Através dessas análises, foi possível observar que, o sujeito enunciador do DL, pelo menos no discurso, ainda se identifica com uma formação discursiva voltada para os interesses dos trabalhadores, desde a época em que ele era diretor do sindicato. E, ao pronunciar, torna presentes fatos ocorridos, recorrendo ao interdiscurso (memória discursiva) e rememora o que já havia sido dito naquela época.

Nesse sentido, cabe lembrar que há uma data significativa atravessando o dizer do Presidente que talvez faça com que ele enuncie dessa maneira e não de outra. A historicidade e a memória discursiva entram em funcionamento quando esse sujeito enuncia para o público do 1º de maio (os trabalhadores).  

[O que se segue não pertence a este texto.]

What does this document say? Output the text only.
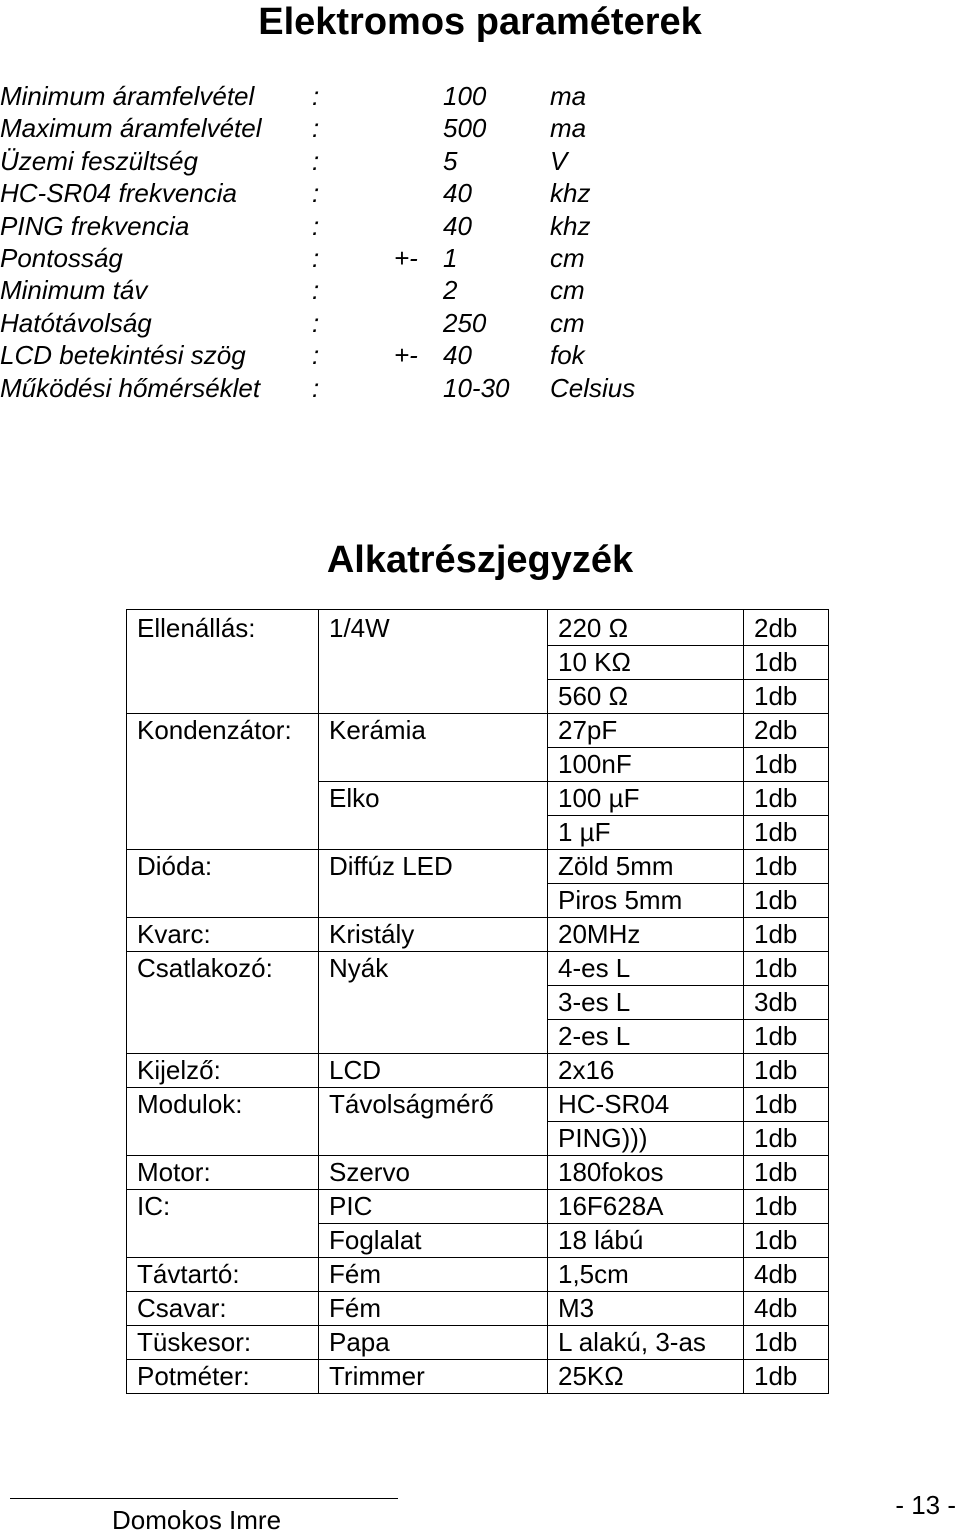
Elektromos paraméterek
Minimum áramfelvétel :	100 ma
Maximum áramfelvétel :	500 ma
Üzemi feszültség	:	5	V
HC-SR04 frekvencia	:	40	khz
PING frekvencia	:	40	khz
Pontosság	:	+- 1	cm
Minimum táv	:	2	cm
Hatótávolság	:	250 cm
LCD betekintési szög	:	+- 40	fok
Működési hőmérséklet :	10-30 Celsius
Alkatrészjegyzék
Ellenállás:	1/4W	220 Ω	2db
		10 KΩ	1db
		560 Ω	1db
Kondenzátor:	Kerámia	27pF	2db
		100nF	1db
	Elko	100 µF	1db
		1 µF	1db
Dióda:	Diffúz LED	Zöld 5mm	1db
		Piros 5mm	1db
Kvarc:	Kristály	20MHz	1db
Csatlakozó:	Nyák	4-es L	1db
		3-es L	3db
		2-es L	1db
Kijelző:	LCD	2x16	1db
Modulok:	Távolságmérő	HC-SR04	1db
		PING)))	1db
Motor:	Szervo	180fokos	1db
IC:	PIC	16F628A	1db
	Foglalat	18 lábú	1db
Távtartó:	Fém	1,5cm	4db
Csavar:	Fém	M3	4db
Tüskesor:	Papa	L alakú, 3-as	1db
Potméter:	Trimmer	25KΩ	1db
Domokos Imre	- 13 -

Por isso, é que se chega ao entendimento de que o DL transmite uma imagem que o seu Governo é defensor dos “pobres e dos trabalhadores”. Talvez, os interlocutores nem se dêem conta disso. A visão do Presidente, diante da sua nação, é que há uma parte da população que precisa ter prioridade. Nesse caso, é o “povo” que ele quer privilegiar. Ou seja, são as pessoas humildes, trabalhadoras e pobres com quem o sujeito enunciador do DL, no seu imaginário, tem o compromisso de dar oportunidades.

Nesse sentido, outro efeito que se produz depois de feita as análises, é o de que o sujeito enunciador só chegou lá por meio do voto. E aqui, mais uma vez o “povo” que o elegeu é tido como as pessoas trabalhadoras, sofredoras e que acreditam nesse sujeito enunciador.

O desenvolvimento das análises nos leva ao entendimento de que, os enunciados proferidos pelo sujeito enunciador do DL, estão inseridos em uma FD relacionada aos dizeres dos trabalhadores brasileiros. Embora o sujeito enunciador do DL esteja enunciando a partir da posição de Presidente da República, ele não deixa de enunciar de acordo com a FD em que está socialmente inscrito.

A partir disso, entendemos o DL como uma representação dos dizeres que agregam os saberes da classe trabalhadora, pois a posição ocupada pelo sujeito enunciador durante o período em que era dirigente sindical influenciou e influencia na constituição de sua identidade. Chegamos a esse entendimento pelo modo que o “povo” é referido/representado pelo sujeito enunciador do DL no processo discursivo em análise.